CFD simulation of water diffusion in fruit drying: Case of apricot hemispheres

¹ School of Chemical Engineering, Natl. Technical Univ. of Athens, 9 Heroon Polytechniou Str., 15780, Zografou, Greece
² Dept. of Natural Resources Management and Agricultural Engineering, Agricultural Univ. of Athens, 75 Iera Odos Str., 118 55, Athens, Greece

^* Corresponding author: xanthopoulos@aua.gr

Abstract

Food drying is a storage process during which the available water is removed. The present analysis conducted for three drying temperatures 45, 55 and 65 °C and the effective water diffusivity was estimated as 1.69×10^-10, 2.91×10^-10 and 6.67×10^-10 m²/s.
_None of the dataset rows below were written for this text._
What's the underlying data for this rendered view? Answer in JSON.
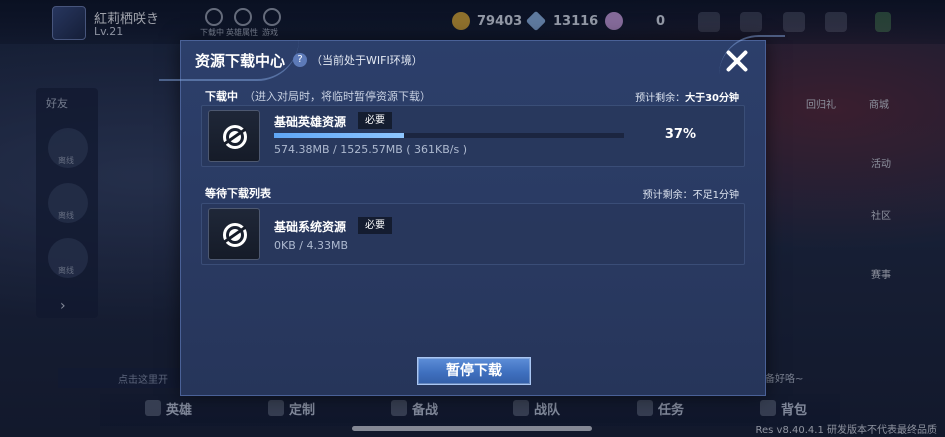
{
  "background": {
    "player": {
      "name": "紅莉栖咲き",
      "level": "Lv.21"
    },
    "top_icons": [
      {
        "label": "下载中",
        "icon": "download-icon"
      },
      {
        "label": "英雄属性",
        "icon": "target-icon"
      },
      {
        "label": "游戏",
        "icon": "crosshair-icon"
      }
    ],
    "currencies": [
      {
        "icon": "gold-coin-icon",
        "value": "79403",
        "color": "#d9a93a"
      },
      {
        "icon": "diamond-icon",
        "value": "13116",
        "color": "#8fb7e8"
      },
      {
        "icon": "voucher-icon",
        "value": "0",
        "color": "#c9a0e0"
      }
    ],
    "friends_label": "好友",
    "friend_status": [
      "离线",
      "离线",
      "离线"
    ],
    "right_menu": [
      "回归礼",
      "商城",
      "活动",
      "社区",
      "赛事"
    ],
    "bottom_nav": [
      "英雄",
      "定制",
      "备战",
      "战队",
      "任务",
      "背包"
    ],
    "chat_placeholder": "点击这里开",
    "chat_right": "利已准备好咯~",
    "version": "Res v8.40.4.1 研发版本不代表最终品质"
  },
  "modal": {
    "title": "资源下载中心",
    "help": "?",
    "subtitle": "（当前处于WIFI环境）",
    "downloading": {
      "title": "下载中",
      "note": "（进入对局时，将临时暂停资源下载）",
      "eta_label": "预计剩余：",
      "eta_value": "大于30分钟",
      "item": {
        "name": "基础英雄资源",
        "badge": "必要",
        "size": "574.38MB / 1525.57MB ( 361KB/s )",
        "percent": "37%",
        "progress": 0.37
      }
    },
    "queue": {
      "title": "等待下载列表",
      "eta_label": "预计剩余：",
      "eta_value": "不足1分钟",
      "item": {
        "name": "基础系统资源",
        "badge": "必要",
        "size": "0KB / 4.33MB"
      }
    },
    "pause_label": "暂停下载"
  }
}
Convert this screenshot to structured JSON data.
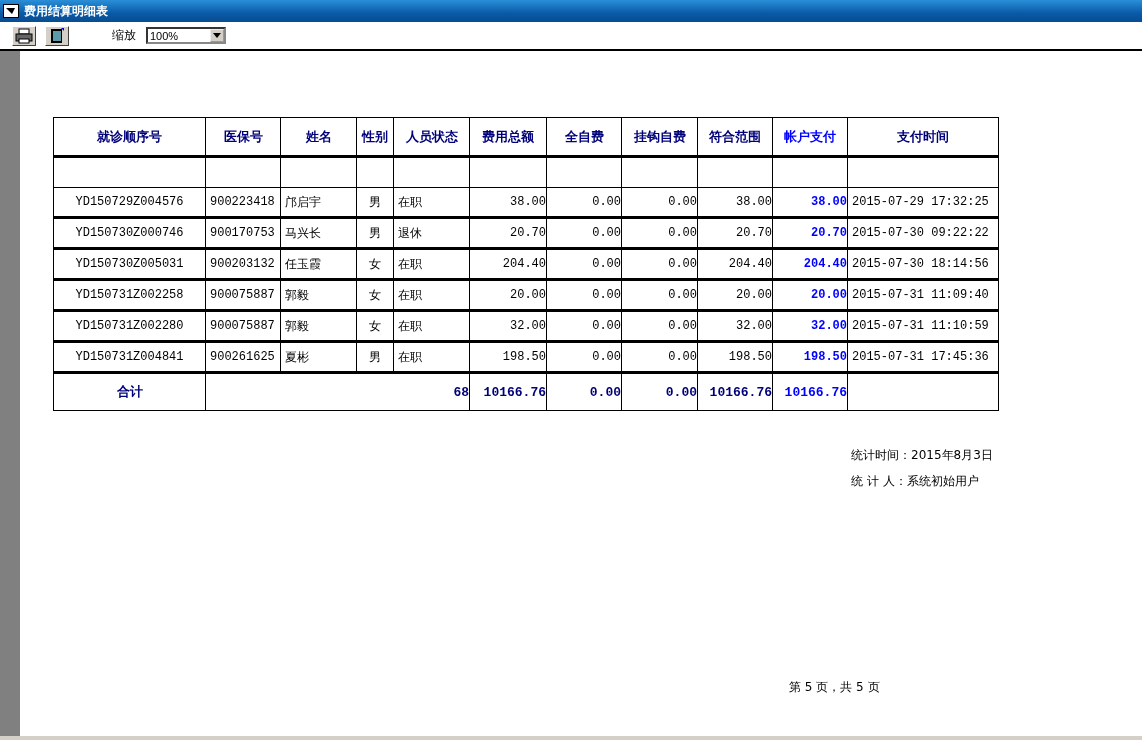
{
  "window": {
    "title": "费用结算明细表"
  },
  "toolbar": {
    "zoom_label": "缩放",
    "zoom_value": "100%"
  },
  "table": {
    "columns": [
      {
        "label": "就诊顺序号",
        "emphasis": false
      },
      {
        "label": "医保号",
        "emphasis": false
      },
      {
        "label": "姓名",
        "emphasis": false
      },
      {
        "label": "性别",
        "emphasis": false
      },
      {
        "label": "人员状态",
        "emphasis": false
      },
      {
        "label": "费用总额",
        "emphasis": false
      },
      {
        "label": "全自费",
        "emphasis": false
      },
      {
        "label": "挂钩自费",
        "emphasis": false
      },
      {
        "label": "符合范围",
        "emphasis": false
      },
      {
        "label": "帐户支付",
        "emphasis": true
      },
      {
        "label": "支付时间",
        "emphasis": false
      }
    ],
    "rows": [
      [
        "YD150729Z004576",
        "900223418",
        "邝启宇",
        "男",
        "在职",
        "38.00",
        "0.00",
        "0.00",
        "38.00",
        "38.00",
        "2015-07-29 17:32:25"
      ],
      [
        "YD150730Z000746",
        "900170753",
        "马兴长",
        "男",
        "退休",
        "20.70",
        "0.00",
        "0.00",
        "20.70",
        "20.70",
        "2015-07-30 09:22:22"
      ],
      [
        "YD150730Z005031",
        "900203132",
        "任玉霞",
        "女",
        "在职",
        "204.40",
        "0.00",
        "0.00",
        "204.40",
        "204.40",
        "2015-07-30 18:14:56"
      ],
      [
        "YD150731Z002258",
        "900075887",
        "郭毅",
        "女",
        "在职",
        "20.00",
        "0.00",
        "0.00",
        "20.00",
        "20.00",
        "2015-07-31 11:09:40"
      ],
      [
        "YD150731Z002280",
        "900075887",
        "郭毅",
        "女",
        "在职",
        "32.00",
        "0.00",
        "0.00",
        "32.00",
        "32.00",
        "2015-07-31 11:10:59"
      ],
      [
        "YD150731Z004841",
        "900261625",
        "夏彬",
        "男",
        "在职",
        "198.50",
        "0.00",
        "0.00",
        "198.50",
        "198.50",
        "2015-07-31 17:45:36"
      ]
    ],
    "total": {
      "label": "合计",
      "count": "68",
      "values": [
        "10166.76",
        "0.00",
        "0.00",
        "10166.76",
        "10166.76"
      ]
    }
  },
  "report_footer": {
    "stat_time": "统计时间：2015年8月3日",
    "stat_person": "统 计 人：系统初始用户",
    "page": "第 5 页，共 5 页"
  }
}
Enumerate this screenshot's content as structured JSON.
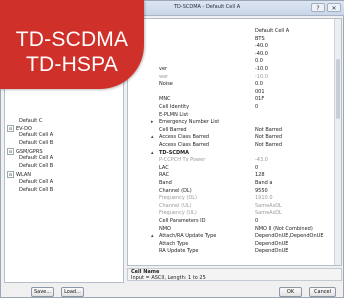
{
  "window": {
    "title": "TD-SCDMA - Default Cell A",
    "controls": [
      "?",
      "✕"
    ]
  },
  "badge": {
    "line1": "TD-SCDMA",
    "line2": "TD-HSPA",
    "color": "#d0302a"
  },
  "tree": {
    "items": [
      {
        "label": "Default C",
        "expander": "",
        "indent": 2
      },
      {
        "label": "EV-DO",
        "expander": "⊟",
        "indent": 0
      },
      {
        "label": "Default Cell A",
        "expander": "",
        "indent": 2
      },
      {
        "label": "Default Cell B",
        "expander": "",
        "indent": 2
      },
      {
        "label": "GSM/GPRS",
        "expander": "⊟",
        "indent": 0
      },
      {
        "label": "Default Cell A",
        "expander": "",
        "indent": 2
      },
      {
        "label": "Default Cell B",
        "expander": "",
        "indent": 2
      },
      {
        "label": "WLAN",
        "expander": "⊟",
        "indent": 0
      },
      {
        "label": "Default Cell A",
        "expander": "",
        "indent": 2
      },
      {
        "label": "Default Cell B",
        "expander": "",
        "indent": 2
      }
    ]
  },
  "grid": {
    "rows": [
      {
        "name": "",
        "value": "Default Cell A",
        "grey": false,
        "group": false,
        "expander": ""
      },
      {
        "name": "",
        "value": "BTS",
        "grey": false,
        "group": false,
        "expander": ""
      },
      {
        "name": "",
        "value": "-40.0",
        "grey": false,
        "group": false,
        "expander": ""
      },
      {
        "name": "",
        "value": "-40.0",
        "grey": false,
        "group": false,
        "expander": ""
      },
      {
        "name": "",
        "value": "0.0",
        "grey": false,
        "group": false,
        "expander": ""
      },
      {
        "name": "ver",
        "value": "-10.0",
        "grey": false,
        "group": false,
        "expander": ""
      },
      {
        "name": "wer",
        "value": "-10.0",
        "grey": true,
        "group": false,
        "expander": ""
      },
      {
        "name": "Noise",
        "value": "0.0",
        "grey": false,
        "group": false,
        "expander": ""
      },
      {
        "name": "",
        "value": "001",
        "grey": false,
        "group": false,
        "expander": ""
      },
      {
        "name": "MNC",
        "value": "01F",
        "grey": false,
        "group": false,
        "expander": ""
      },
      {
        "name": "Cell Identity",
        "value": "0",
        "grey": false,
        "group": false,
        "expander": ""
      },
      {
        "name": "E-PLMN List",
        "value": "",
        "grey": false,
        "group": false,
        "expander": ""
      },
      {
        "name": "Emergency Number List",
        "value": "",
        "grey": false,
        "group": false,
        "expander": "▸"
      },
      {
        "name": "Cell Barred",
        "value": "Not Barred",
        "grey": false,
        "group": false,
        "expander": ""
      },
      {
        "name": "Access Class Barred",
        "value": "Not Barred",
        "grey": false,
        "group": false,
        "expander": "▴"
      },
      {
        "name": "   Access Class Barred",
        "value": "Not Barred",
        "grey": false,
        "group": false,
        "expander": ""
      },
      {
        "name": "TD-SCDMA",
        "value": "",
        "grey": false,
        "group": true,
        "expander": "▴"
      },
      {
        "name": "P-CCPCH Tx Power",
        "value": "-43.0",
        "grey": true,
        "group": false,
        "expander": ""
      },
      {
        "name": "LAC",
        "value": "0",
        "grey": false,
        "group": false,
        "expander": ""
      },
      {
        "name": "RAC",
        "value": "128",
        "grey": false,
        "group": false,
        "expander": ""
      },
      {
        "name": "Band",
        "value": "Band a",
        "grey": false,
        "group": false,
        "expander": ""
      },
      {
        "name": "Channel (DL)",
        "value": "9550",
        "grey": false,
        "group": false,
        "expander": ""
      },
      {
        "name": "Frequency (DL)",
        "value": "1910.0",
        "grey": true,
        "group": false,
        "expander": ""
      },
      {
        "name": "Channel (UL)",
        "value": "SameAsDL",
        "grey": true,
        "group": false,
        "expander": ""
      },
      {
        "name": "Frequency (UL)",
        "value": "SameAsDL",
        "grey": true,
        "group": false,
        "expander": ""
      },
      {
        "name": "Cell Parameters ID",
        "value": "0",
        "grey": false,
        "group": false,
        "expander": ""
      },
      {
        "name": "NMO",
        "value": "NMO II (Not Combined)",
        "grey": false,
        "group": false,
        "expander": ""
      },
      {
        "name": "Attach/RA Update Type",
        "value": "DependOnUE,DependOnUE",
        "grey": false,
        "group": false,
        "expander": "▴"
      },
      {
        "name": "   Attach Type",
        "value": "DependOnUE",
        "grey": false,
        "group": false,
        "expander": ""
      },
      {
        "name": "   RA Update Type",
        "value": "DependOnUE",
        "grey": false,
        "group": false,
        "expander": ""
      }
    ]
  },
  "description": {
    "title": "Cell Name",
    "text": "Input = ASCII, Length: 1 to 25"
  },
  "buttons": {
    "save": "Save...",
    "load": "Load...",
    "ok": "OK",
    "cancel": "Cancel"
  }
}
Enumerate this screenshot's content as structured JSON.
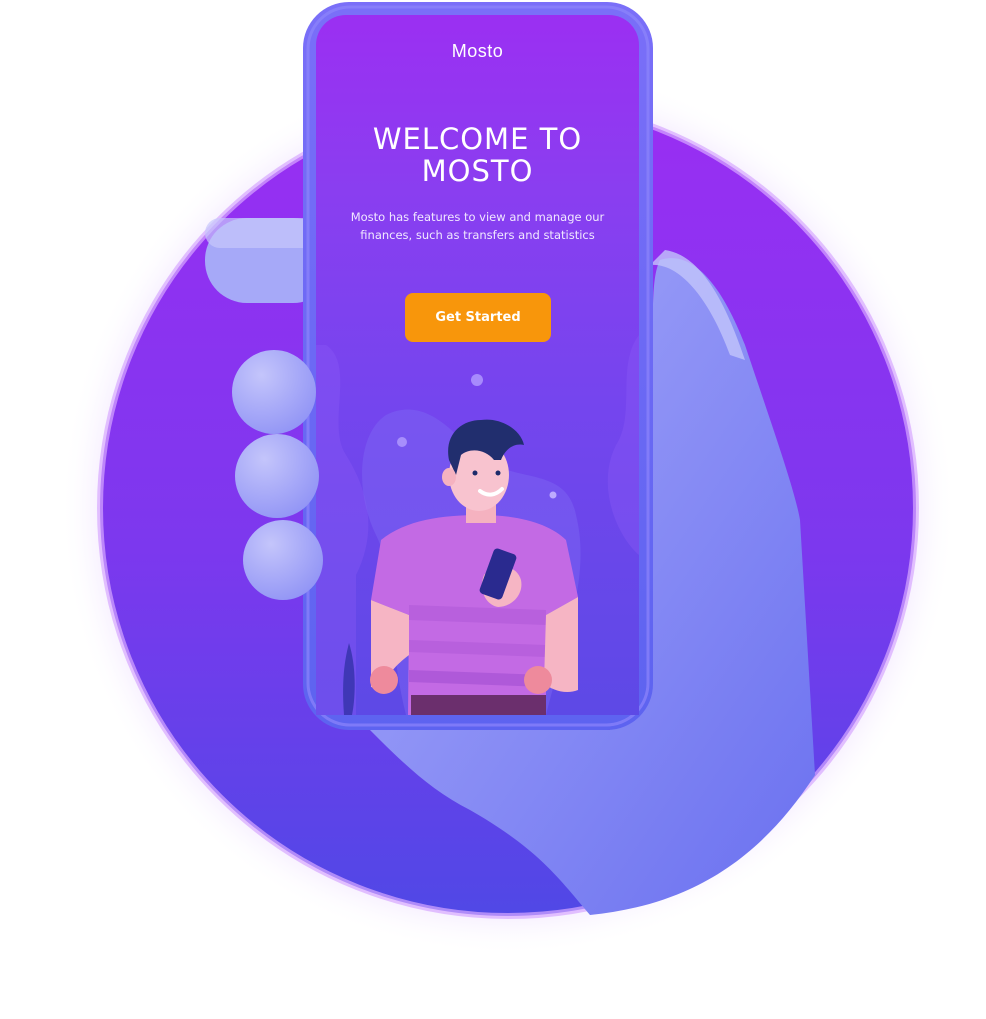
{
  "app": {
    "name": "Mosto"
  },
  "welcome": {
    "headline_line1": "WELCOME TO",
    "headline_line2": "MOSTO",
    "description": "Mosto has features to view and manage our finances, such as transfers and statistics",
    "cta_label": "Get Started"
  },
  "colors": {
    "accent": "#f8960b",
    "screen_top": "#9b2ff2",
    "screen_bottom": "#5d49e6",
    "circle": "#8a30f0",
    "hand": "#7b7ff5"
  },
  "icons": {
    "illustration": "person-holding-phone-illustration"
  }
}
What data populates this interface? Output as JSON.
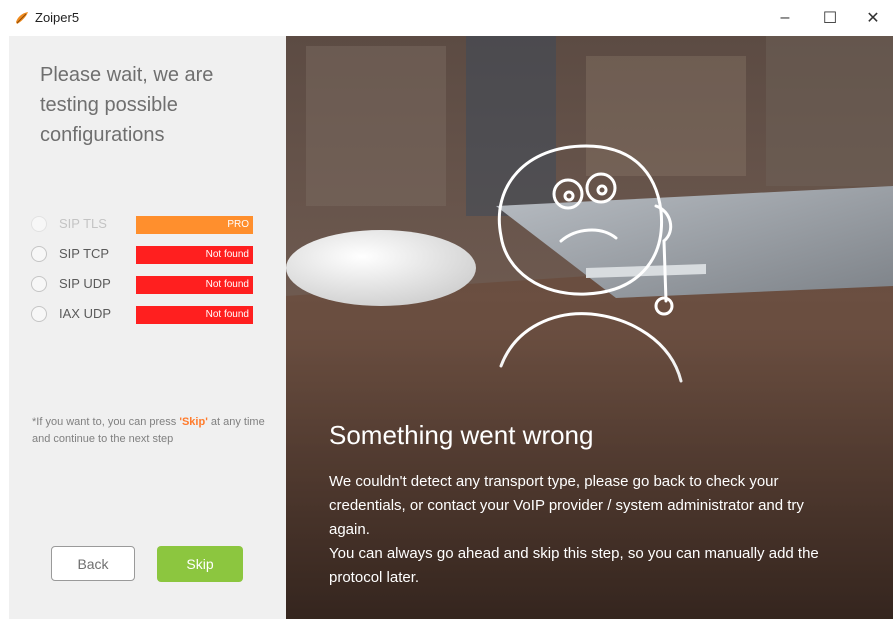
{
  "window": {
    "title": "Zoiper5",
    "minimize": "–",
    "maximize": "☐",
    "close": "✕"
  },
  "left": {
    "heading": "Please wait, we are testing possible configurations",
    "options": [
      {
        "label": "SIP TLS",
        "status": "PRO"
      },
      {
        "label": "SIP TCP",
        "status": "Not found"
      },
      {
        "label": "SIP UDP",
        "status": "Not found"
      },
      {
        "label": "IAX UDP",
        "status": "Not found"
      }
    ],
    "hint_prefix": "*If you want to, you can press ",
    "hint_skip": "'Skip'",
    "hint_suffix": " at any time and continue to the next step",
    "back_label": "Back",
    "skip_label": "Skip"
  },
  "right": {
    "title": "Something went wrong",
    "body_line1": "We couldn't detect any transport type, please go back to check your credentials, or contact your VoIP provider / system administrator and try again.",
    "body_line2": "You can always go ahead and skip this step, so you can manually add the protocol later."
  },
  "colors": {
    "pro": "#ff8f2d",
    "not_found": "#ff1f1f",
    "skip_button": "#8cc63f",
    "skip_word": "#ff7b2c"
  }
}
Comsol Multiphysics 4.3b was used to model the problem and simulate the process. The apricot hemispheres shrinkage was modelled as function of moisture content reduction. The results showed that water diffusivity, the mass transfer coefficient between the fruit surface and drying air and the activation energy of the process increase with drying temperature. The mass transfer coefficient, k_m, was estimated as 1.0×10^-5, 9.98×10^-5 and 0.85×10^-2 m/s at 45, 55 and 65 °C. The estimated activation energy was 59.6, 59.9 and 60.8 kJ/mol at 45, 55 and 65 °C. The average relative error between experimental and computational moisture content was 0.47, 0.88 and 1.32% at 45, 55 and 65 °C. The Levenberg-Marquardt (L-M) and Sparse Non-Linear Optimizer (SNOPT) optimization algorithms were implemented.